Don’t forget to also explore the 1.2km Charcoal Pits Walk, which starts near the carpark, or the nearby 1.3km Mallee Trail (Nature Trail) in Moorunde Wildlife Reserve.

The walk was designed and prepared by the Friends of Brookfield.

The Brookfield Conservation Park sits in a semi-arid plain of mallee, sugarwood and bluelush. It started in 1971 when the Chicaho Zoological Society purchased the Glen Leslie sheep station and named the property as the Brookfield Zoo Wombat Reserve, preserving an environment for the southern hairy-nosed wombat. The wombat is one of the few mammals that is truly South Australian and our state faunal emblem. The property was gifted to South Australia in 1977 due to rising costs, and was proclaimed as the Brookfield Conservation Park.

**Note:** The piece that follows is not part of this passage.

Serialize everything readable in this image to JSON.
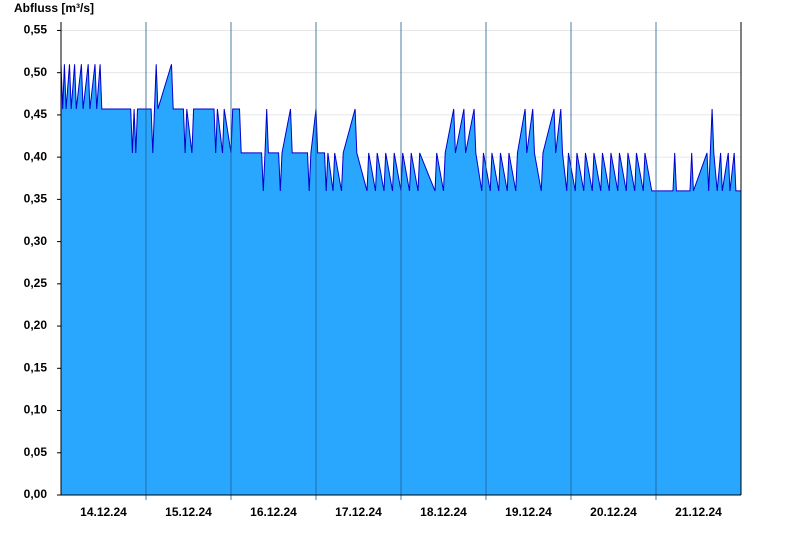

All species of wombat have suffered population fragmentation since European settlement of Australia through hunting, culling, land clearing, introduction of toxic weeds and competition from other native and feral grazers. Since European settlement, around two-thirds of the mallee in south-eastern Australia has been cleared for agriculture. Remnants of this unique ecosystem remain in conversation parks and sanctuaries like this one.

This reserve, along with the two reserves to the south, Moorunde Wildlife Reserve and Yookamurra, together with numerous smaller private properties form a large contiguous area providing a protected habitat for wombats and many other native animals.